April 25, 2019

The anatomy of a civil rights action involving allegations of failure to accommodate a disability, unlawful discrimination, a hostile work environment, and retaliation


In this civil rights action a former employee [Plaintiff] sued her former employer [Defendant] alleging the Defendant failed to provide a workplace accommodate in consideration of her disability, subjected her to acts of unlawful discrimination, subjected her to a hostile work environment, and subjected her to retaliation. The federal district court dismissed her several claims.

The Second Circuit Court of Appeals reviewed her appeal of the federal district court’s dismissal of her complaint de novo, "construing the complaint liberally, accepting all factual allegations in the complaint as true, and drawing all reasonable inferences in the plaintiff’s favor” but, citing Bell Atl. Corp. v. Twombly, 550 U.S. 544, noted that "[a]lthough a court must accept as true all the factual allegations in the complaint, that requirement is “inapplicable to legal conclusions.” The Circuit Court then considered the major components of Plaintiff's complaint and concluded as follows:

Failure to accommodate a disabled individual:  A plaintiff makes a prima facie case of disability discrimination arising from an alleged "failure to accommodate" by showing (1) "[p]laintiff is a person with a disability under the meaning of the ADA; (2) an employer covered by the statute had notice of [her] disability; (3) with reasonable accommodation, plaintiff could perform the essential functions of the job at issue; and (4) the employer has refused to make such accommodations.” The Circuit Court concluded that Plaintiff failed to plausibly allege that she requested reasonable accommodations for her disability.

Although the Americans with Disabilities Act [ADA] provides that reassignment to a vacant position is a reasonable accommodation, it does not require employers to create entirely new positions and it is the employee's burden to show that a reasonable accommodation exists, including the existence of a vacant position for which he or she is qualified.

In any event, the Circuit Court determined that Plaintiff had not alleged that there was an open position when she asked to transfer from her then position and to the extent that Plaintiff asserted that she should have been promoted as an accommodation, "that was not a reasonable accommodation."

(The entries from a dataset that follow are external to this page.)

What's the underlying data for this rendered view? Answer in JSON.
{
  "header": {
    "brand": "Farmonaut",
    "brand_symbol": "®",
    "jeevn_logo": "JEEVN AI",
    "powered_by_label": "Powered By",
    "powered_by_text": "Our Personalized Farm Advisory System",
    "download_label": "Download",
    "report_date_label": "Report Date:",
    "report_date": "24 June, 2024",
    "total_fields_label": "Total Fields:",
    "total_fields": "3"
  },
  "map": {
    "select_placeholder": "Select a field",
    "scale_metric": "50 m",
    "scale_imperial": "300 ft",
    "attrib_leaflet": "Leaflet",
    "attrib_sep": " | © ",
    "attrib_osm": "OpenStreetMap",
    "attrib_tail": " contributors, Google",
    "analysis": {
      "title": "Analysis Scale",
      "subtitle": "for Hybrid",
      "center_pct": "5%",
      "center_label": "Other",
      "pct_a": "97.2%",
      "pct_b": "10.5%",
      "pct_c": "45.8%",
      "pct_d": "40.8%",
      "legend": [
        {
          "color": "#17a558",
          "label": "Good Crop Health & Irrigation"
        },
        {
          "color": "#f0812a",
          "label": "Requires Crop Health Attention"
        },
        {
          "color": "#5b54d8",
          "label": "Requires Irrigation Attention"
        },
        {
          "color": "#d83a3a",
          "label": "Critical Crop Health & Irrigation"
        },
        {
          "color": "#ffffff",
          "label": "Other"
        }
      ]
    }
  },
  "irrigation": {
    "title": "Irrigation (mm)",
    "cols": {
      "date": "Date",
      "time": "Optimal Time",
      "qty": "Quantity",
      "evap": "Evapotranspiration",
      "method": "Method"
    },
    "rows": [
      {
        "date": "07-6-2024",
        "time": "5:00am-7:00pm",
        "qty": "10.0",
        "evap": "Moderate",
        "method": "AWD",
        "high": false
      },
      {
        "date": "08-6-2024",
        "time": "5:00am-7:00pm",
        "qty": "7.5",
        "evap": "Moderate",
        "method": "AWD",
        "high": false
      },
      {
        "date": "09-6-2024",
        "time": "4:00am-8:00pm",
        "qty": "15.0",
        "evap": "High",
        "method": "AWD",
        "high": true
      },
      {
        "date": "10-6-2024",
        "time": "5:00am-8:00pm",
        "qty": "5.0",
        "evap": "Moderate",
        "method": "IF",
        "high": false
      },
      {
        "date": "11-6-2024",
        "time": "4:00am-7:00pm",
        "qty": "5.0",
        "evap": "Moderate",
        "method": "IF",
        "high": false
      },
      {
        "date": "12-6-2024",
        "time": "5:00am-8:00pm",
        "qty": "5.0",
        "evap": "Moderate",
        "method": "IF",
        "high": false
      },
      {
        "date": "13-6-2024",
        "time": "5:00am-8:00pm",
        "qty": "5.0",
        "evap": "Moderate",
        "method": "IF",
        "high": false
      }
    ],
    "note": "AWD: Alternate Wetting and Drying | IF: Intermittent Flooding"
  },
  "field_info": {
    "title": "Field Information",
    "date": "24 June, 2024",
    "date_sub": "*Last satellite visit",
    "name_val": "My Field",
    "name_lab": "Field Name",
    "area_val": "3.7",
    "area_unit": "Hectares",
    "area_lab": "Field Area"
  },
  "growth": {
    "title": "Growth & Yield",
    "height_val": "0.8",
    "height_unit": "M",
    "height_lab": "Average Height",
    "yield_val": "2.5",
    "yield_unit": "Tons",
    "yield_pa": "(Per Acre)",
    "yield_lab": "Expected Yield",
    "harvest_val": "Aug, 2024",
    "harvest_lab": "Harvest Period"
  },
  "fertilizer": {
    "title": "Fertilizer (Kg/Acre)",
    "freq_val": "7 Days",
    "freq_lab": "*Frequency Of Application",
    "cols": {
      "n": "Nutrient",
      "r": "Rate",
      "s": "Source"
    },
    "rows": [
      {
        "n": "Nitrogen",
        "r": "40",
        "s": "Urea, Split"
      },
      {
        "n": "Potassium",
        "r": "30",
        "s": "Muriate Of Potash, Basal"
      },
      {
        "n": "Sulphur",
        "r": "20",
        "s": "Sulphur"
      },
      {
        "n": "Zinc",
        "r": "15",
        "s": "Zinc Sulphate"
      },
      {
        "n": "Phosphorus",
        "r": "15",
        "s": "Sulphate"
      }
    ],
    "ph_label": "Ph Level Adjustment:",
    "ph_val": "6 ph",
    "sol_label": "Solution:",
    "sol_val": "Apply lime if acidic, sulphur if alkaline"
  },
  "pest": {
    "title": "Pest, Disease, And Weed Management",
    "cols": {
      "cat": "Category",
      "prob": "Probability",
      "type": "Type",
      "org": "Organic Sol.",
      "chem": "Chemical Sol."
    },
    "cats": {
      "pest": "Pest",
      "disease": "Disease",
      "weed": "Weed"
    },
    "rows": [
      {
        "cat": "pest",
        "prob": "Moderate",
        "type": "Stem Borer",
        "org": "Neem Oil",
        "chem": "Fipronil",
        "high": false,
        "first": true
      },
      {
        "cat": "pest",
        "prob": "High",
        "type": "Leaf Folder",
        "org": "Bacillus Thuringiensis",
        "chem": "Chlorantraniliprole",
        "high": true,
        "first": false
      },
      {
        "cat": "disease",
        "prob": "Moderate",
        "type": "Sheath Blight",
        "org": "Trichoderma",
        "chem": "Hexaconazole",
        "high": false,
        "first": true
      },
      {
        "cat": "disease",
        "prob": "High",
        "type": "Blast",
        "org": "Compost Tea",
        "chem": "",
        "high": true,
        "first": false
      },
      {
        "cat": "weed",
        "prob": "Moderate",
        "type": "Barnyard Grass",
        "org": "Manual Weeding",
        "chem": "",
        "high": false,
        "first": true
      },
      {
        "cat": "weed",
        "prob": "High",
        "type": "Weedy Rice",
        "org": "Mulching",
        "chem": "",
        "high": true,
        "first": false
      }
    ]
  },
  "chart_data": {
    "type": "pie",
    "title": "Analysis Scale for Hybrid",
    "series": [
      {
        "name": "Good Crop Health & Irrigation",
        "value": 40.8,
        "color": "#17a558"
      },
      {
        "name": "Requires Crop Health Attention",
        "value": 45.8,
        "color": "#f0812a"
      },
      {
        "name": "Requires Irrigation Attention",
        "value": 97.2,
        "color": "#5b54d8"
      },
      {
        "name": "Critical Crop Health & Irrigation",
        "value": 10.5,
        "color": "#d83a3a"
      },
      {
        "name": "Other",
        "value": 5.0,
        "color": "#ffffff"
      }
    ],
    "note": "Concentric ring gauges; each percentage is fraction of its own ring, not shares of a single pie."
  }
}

Addressing Plaintiff's claim that Defendant "could have provided her with an ergonomic chair and other equipment, the Circuit Court said that Plaintiff had not alleged that she had requested these accommodations and declined to consider that aspect of her claims.

Adverse employment actions: Plaintiff's claims arising out of alleged adverse employment actions were found to have occurred more than three hundred days before Plaintiff filed her administrative charges with the New York State Division of Human Rights and thus they were found to have been "statutorily time-barred."

Disparate Treatment: Plaintiff alleged that she had been denied promotion because of her disability. The Circuit Court said the Plaintiff [1] sought to be promoted to positions for which she did not possess a minimum qualification as she did not have the requisite bachelor’s degree nor did she allege any facts showing that she was qualified for appointment to any position that permitted the applicant to satisfy the job eligibility requirements through a combination of experience and education. As to these and similar allegations involving Plaintiff's alleged disparate treatment by Defendant, the Circuit Court explained that "conclusory allegations or legal conclusions masquerading as factual conclusions will not suffice to [defeat] a motion to dismiss.”*

Hostile Work Environment: To establish a hostile work environment claim, the Circuit Court said Plaintiff must show that “the workplace was permeated with discriminatory intimidation that was sufficiently severe or pervasive to alter the conditions of . . . her work environment” and that any harassment she experienced was based on her being a member of a "protected class." In contrast, the Circuit Court noted that "[r]un-of-the-mill workplace conflicts, troubling though they may be, do not rise to the level of an objectively hostile workplace" and concluded that Plaintiff failed allege facts sufficient to establish a viable hostile work environment claim.

Retaliation: Citing Treglia v Town of Manlius, 313 F.3d 713, the Circuit Court observed that ADAretaliation claims are analyzed pursuant to the framework  established for Title VII cases.** Further, to establish an adverse employment action in the context of retaliation, the challenged action or actions must be materially adverse in contrast to merely being essentially "trivial harms,” “slights,” and, or, “annoyances,” which do not constitute adverse acts. The Circuit Court opined that none of incidents described by Plaintiff attained the level of an adverse action but, at most, consisted of interpersonal slights.

The Circuit Court then concluded its analysis of the complaints advanced by Plaintiff's by stating that "for the foregoing reasons" the judgment of the district court is affirmed.

* Observing that Plaintiff had plausibly alleged that certain supervisors were rude to her, the Circuit Court opined that "rudeness is not an adverse employment action and [Plaintiff] did not allege that she was ever formally disciplined by [by supervisors] despite their criticism."

** This framework requires “(1) the employee's participation in a protected activity; (2) that [the employer] knew of [the employee's] participation in that protected activity; (3) that [the employee] suffered an adverse employment action; and (4) that there exists a causal relationship between the protected activity and the adverse employment action.”